The yen traded around 155.44 per dollar, holding stable after heavy losses in November. The British pound hovered near $1.3325. Photo/Courtesy.

The yen traded around 155.44 per dollar, holding stable after heavy losses in November. The British pound hovered near $1.3325.

The U.S. dollar slipped on Monday as investors turned their attention to a heavy week of central bank meetings.
The biggest focus is the U.S. Federal Reserve, which is widely expected to deliver a rate cut on Wednesday, but analysts warn the committee is deeply split, making the final decision unpredictable.

Aside from the Fed, the central banks of Australia, Brazil, Canada, and Switzerland also meet this week.
None of them is expected to change their policy stance, but traders will be watching their comments closely for clues about future moves.

Economists say the Fed is likely to lower rates but still signal a tough road ahead for any additional cuts.
A firmer message from Chair Jerome Powell and the Fed’s forecasts could support the dollar if markets scale back expectations of two or three cuts in 2026.

However, mixed opinions among Fed members could make the messaging harder to read.

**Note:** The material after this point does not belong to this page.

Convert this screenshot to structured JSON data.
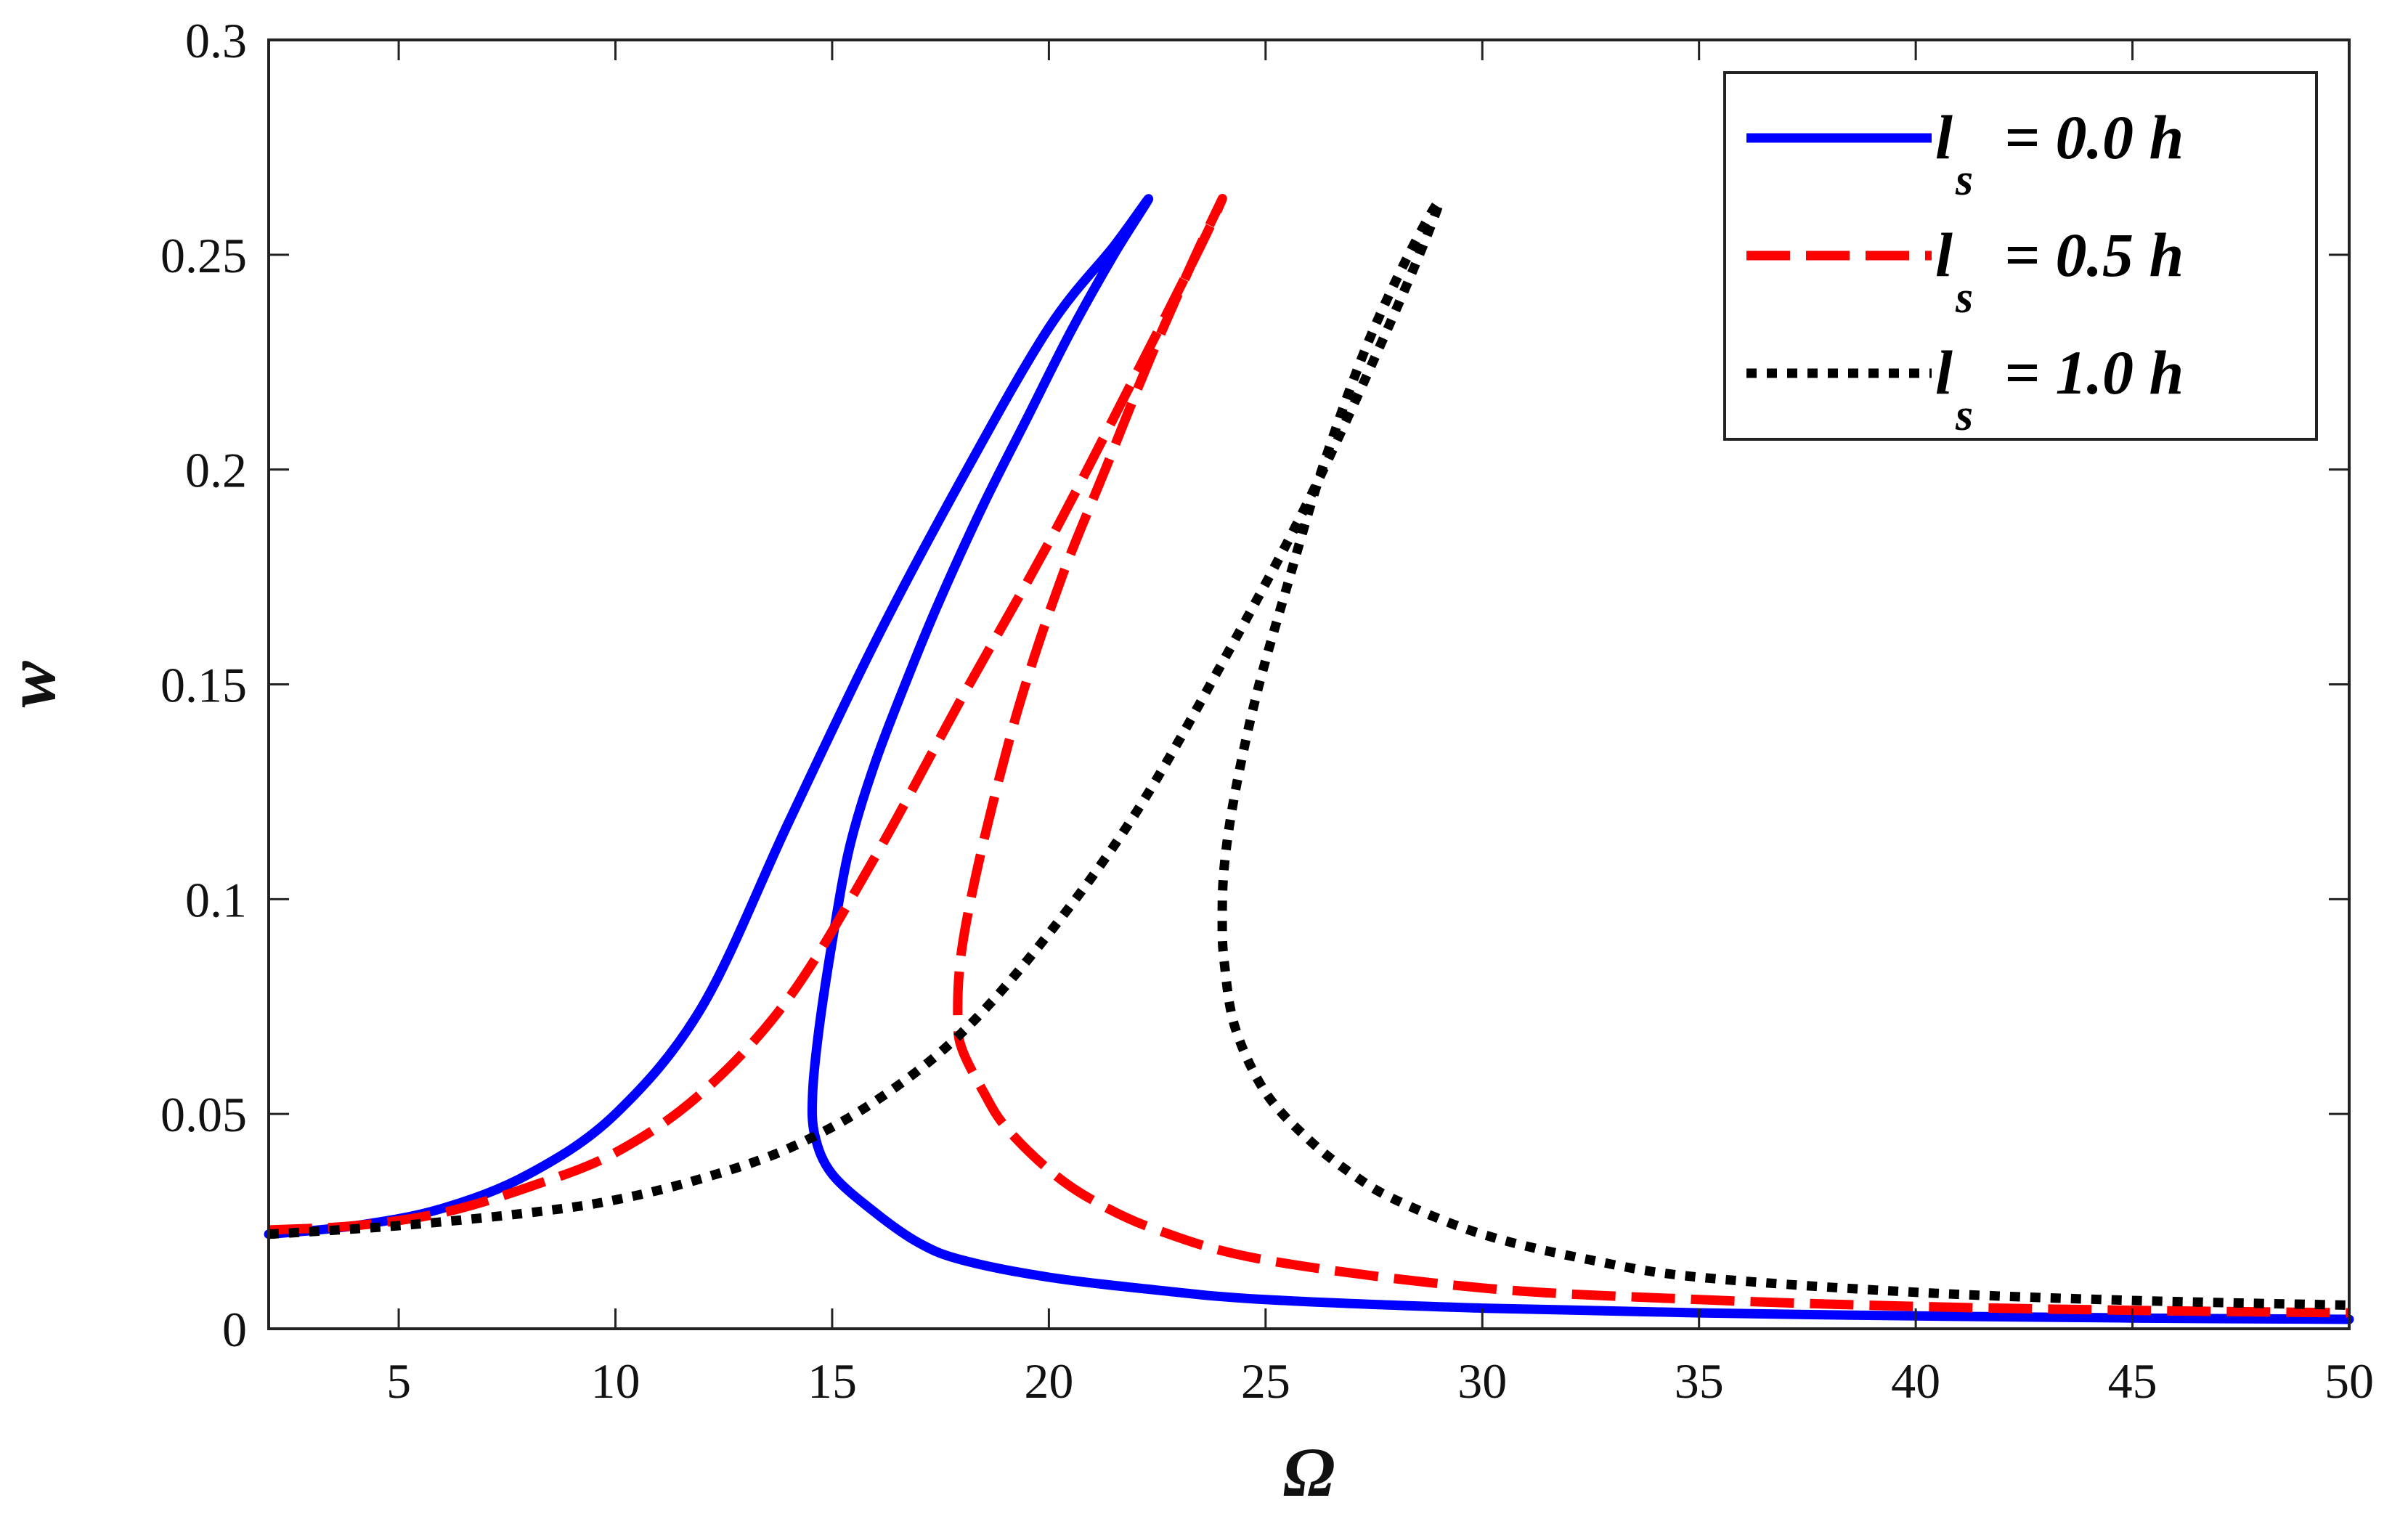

BNY’s macro strategist Bob Savage expects disagreements within the committee.
The Fed has not seen three or more dissenting votes since 2019, and such splits are rare, happening only nine times since 1990.

Although the dollar has been weaker for three straight weeks, investors betting on a stronger greenback are still holding large long positions.
This is the biggest bullish position since before Donald Trump’s surprise tariff announcement, which once shook the markets.

The U.S. economy is showing mixed signals: The job market is cooling, Growth remains solid, the new government spending package is expected to boost activity, and inflation remains above the Fed’s 2% target.

These factors may convince the Fed to take a slow approach toward further rate cuts.

The euro gained 0.1% to $1.1652, supported by rising eurozone bond yields.
Germany’s 30-year yield reached its highest point since 2011.

Unlike the Fed, the European Central Bank is not expected to cut rates next year.
ECB policymaker Isabel Schnabel even hinted that a rate hike is still possible.

The Australian dollar touched $0.6649, its strongest level since mid-September, before settling slightly lower.
The Reserve Bank of Australia meets on Tuesday, with markets expecting the next rate move to be upward, possibly by May.

ANZ analysts now believe the RBA will keep rates on hold at 3.60% for an extended period.

The Bank of Canada is also expected to maintain its current rate on Wednesday.
A rate hike is priced in for late 2026. The Canadian dollar traded at C$1.3819, slightly weaker after hitting a 10-week high on Friday.